Patients also experienced improvements across joint and skin manifestations, patient-reported outcomes, and extra-articular symptoms, with continued gains beyond Week 16. The most common adverse event was upper respiratory infection, and rates of serious adverse events and discontinuations were low.

“Psoriatic arthritis is a heterogeneous disease that affects patients in diverse and often debilitating ways, and there remains a clear need for oral therapies that can address both joint and skin symptoms,” said Dr Philip Mease, director of rheumatology research at Providence Swedish Medical Centre and clinical professor at the University of Washington School of Medicine, Seattle in a statement.

“These compelling results build on the previously disclosed data, showing that Sotyktu delivered meaningful improvements across key domains of psoriatic arthritis disease activity with a consistent safety profile, supporting the potential for Sotyktu as a new, first-line, advanced, oral option for patients living with psoriatic arthritis.”

In parallel, integrated data from the Phase 2 PAISLEY-SLE and long-term extension studies confirmed the sustained efficacy and safety of Sotyktu for up to four years in patients with moderate-to-severe systemic lupus erythematosus.

The analyses showed durable responses across standard lupus outcome measures, including the SLE Responder Index-4, BICLA, Lupus Low Disease Activity State and CLASI-50, with no new safety concerns identified over long-term follow-up.

“New systemic treatments for lupus are urgently needed since as many as half of patients do not attain treatment goals in response to current treatment options and no new oral therapy has been approved in decades,” said Professor Eric Morand, head of Rheumatology at Monash University in Melbourne in a statement.
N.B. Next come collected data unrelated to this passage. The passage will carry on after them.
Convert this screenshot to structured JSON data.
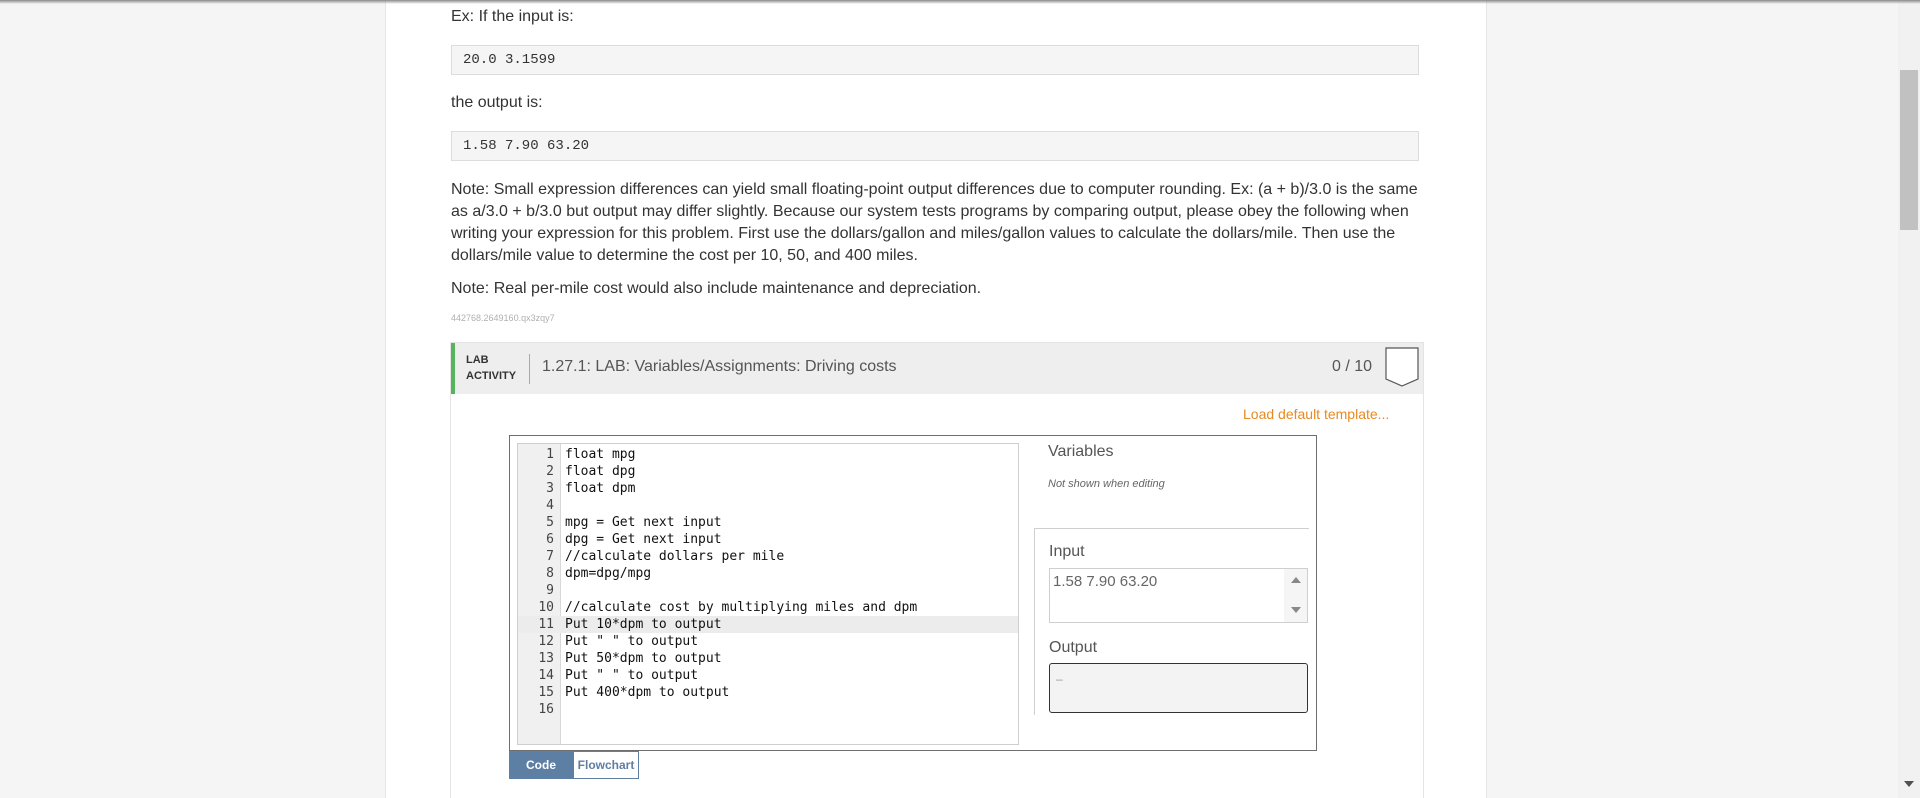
{
  "description": {
    "example_intro": "Ex: If the input is:",
    "example_input": "20.0 3.1599",
    "output_intro": "the output is:",
    "example_output": "1.58 7.90 63.20",
    "note1": "Note: Small expression differences can yield small floating-point output differences due to computer rounding. Ex: (a + b)/3.0 is the same as a/3.0 + b/3.0 but output may differ slightly. Because our system tests programs by comparing output, please obey the following when writing your expression for this problem. First use the dollars/gallon and miles/gallon values to calculate the dollars/mile. Then use the dollars/mile value to determine the cost per 10, 50, and 400 miles.",
    "note2": "Note: Real per-mile cost would also include maintenance and depreciation.",
    "activity_id": "442768.2649160.qx3zqy7"
  },
  "lab": {
    "tag_line1": "LAB",
    "tag_line2": "ACTIVITY",
    "title": "1.27.1: LAB: Variables/Assignments: Driving costs",
    "score": "0 / 10",
    "load_template": "Load default template...",
    "code_lines": [
      {
        "n": "1",
        "text": "float mpg"
      },
      {
        "n": "2",
        "text": "float dpg"
      },
      {
        "n": "3",
        "text": "float dpm"
      },
      {
        "n": "4",
        "text": ""
      },
      {
        "n": "5",
        "text": "mpg = Get next input"
      },
      {
        "n": "6",
        "text": "dpg = Get next input"
      },
      {
        "n": "7",
        "text": "//calculate dollars per mile"
      },
      {
        "n": "8",
        "text": "dpm=dpg/mpg"
      },
      {
        "n": "9",
        "text": ""
      },
      {
        "n": "10",
        "text": "//calculate cost by multiplying miles and dpm"
      },
      {
        "n": "11",
        "text": "Put 10*dpm to output"
      },
      {
        "n": "12",
        "text": "Put \" \" to output"
      },
      {
        "n": "13",
        "text": "Put 50*dpm to output"
      },
      {
        "n": "14",
        "text": "Put \" \" to output"
      },
      {
        "n": "15",
        "text": "Put 400*dpm to output"
      },
      {
        "n": "16",
        "text": ""
      }
    ],
    "active_line": 11,
    "variables_title": "Variables",
    "variables_note": "Not shown when editing",
    "input_label": "Input",
    "input_value": "1.58 7.90 63.20",
    "output_label": "Output",
    "output_value": "–",
    "tab_code": "Code",
    "tab_flowchart": "Flowchart",
    "active_tab": "Code"
  },
  "colors": {
    "accent_green": "#56b45f",
    "template_link": "#e88a20",
    "tab_blue": "#5d7fa3"
  }
}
“These results are important for physicians, as they represent the longest follow-up of a TYK2 inhibitor in systemic lupus erythematosus to date, supporting this approach as a novel oral therapy with the potential to maintain both efficacy and a favourable safety profile over extended periods of time.”

In the PAISLEY-SLE studies, serious adverse events occurred in 17.0%, 14.9%, and 21.8% of patients receiving deucravacitinib 3mg twice daily, 6mg twice daily and 12mg once daily, respectively.

Discontinuations due to adverse events were reported in 13.4%, 11.4% and 17.3% of patients across these groups. Patients who transitioned from placebo to deucravacitinib in the long-term extension achieved comparable clinical responses to those on continuous treatment.

Dennis Grasela, vice president and senior global program lead for Immunology and Cardiovascular at Bristol Myers Squibb, said the findings reinforced the company’s confidence in deucravacitinib’s potential across immune-mediated diseases.

“These data underscore our commitment to advancing innovative therapies that address unmet needs in rheumatology,” he said.

“We look forward to ongoing regulatory discussions to expand Sotyktu’s label for psoriatic arthritis and to progressing our Phase 3 lupus program.”

In addition to the deucravacitinib presentations, Bristol Myers Squibb also presented data at ACR Convergence 2025 from its broader lupus program, including early-phase studies of its CD19-targeted CAR T cell therapy (BMS-986353) in severe, refractory SLE, systemic sclerosis and idiopathic inflammatory myopathies.

ACR Convergence 2025 was held in Chicago from 24-29 October.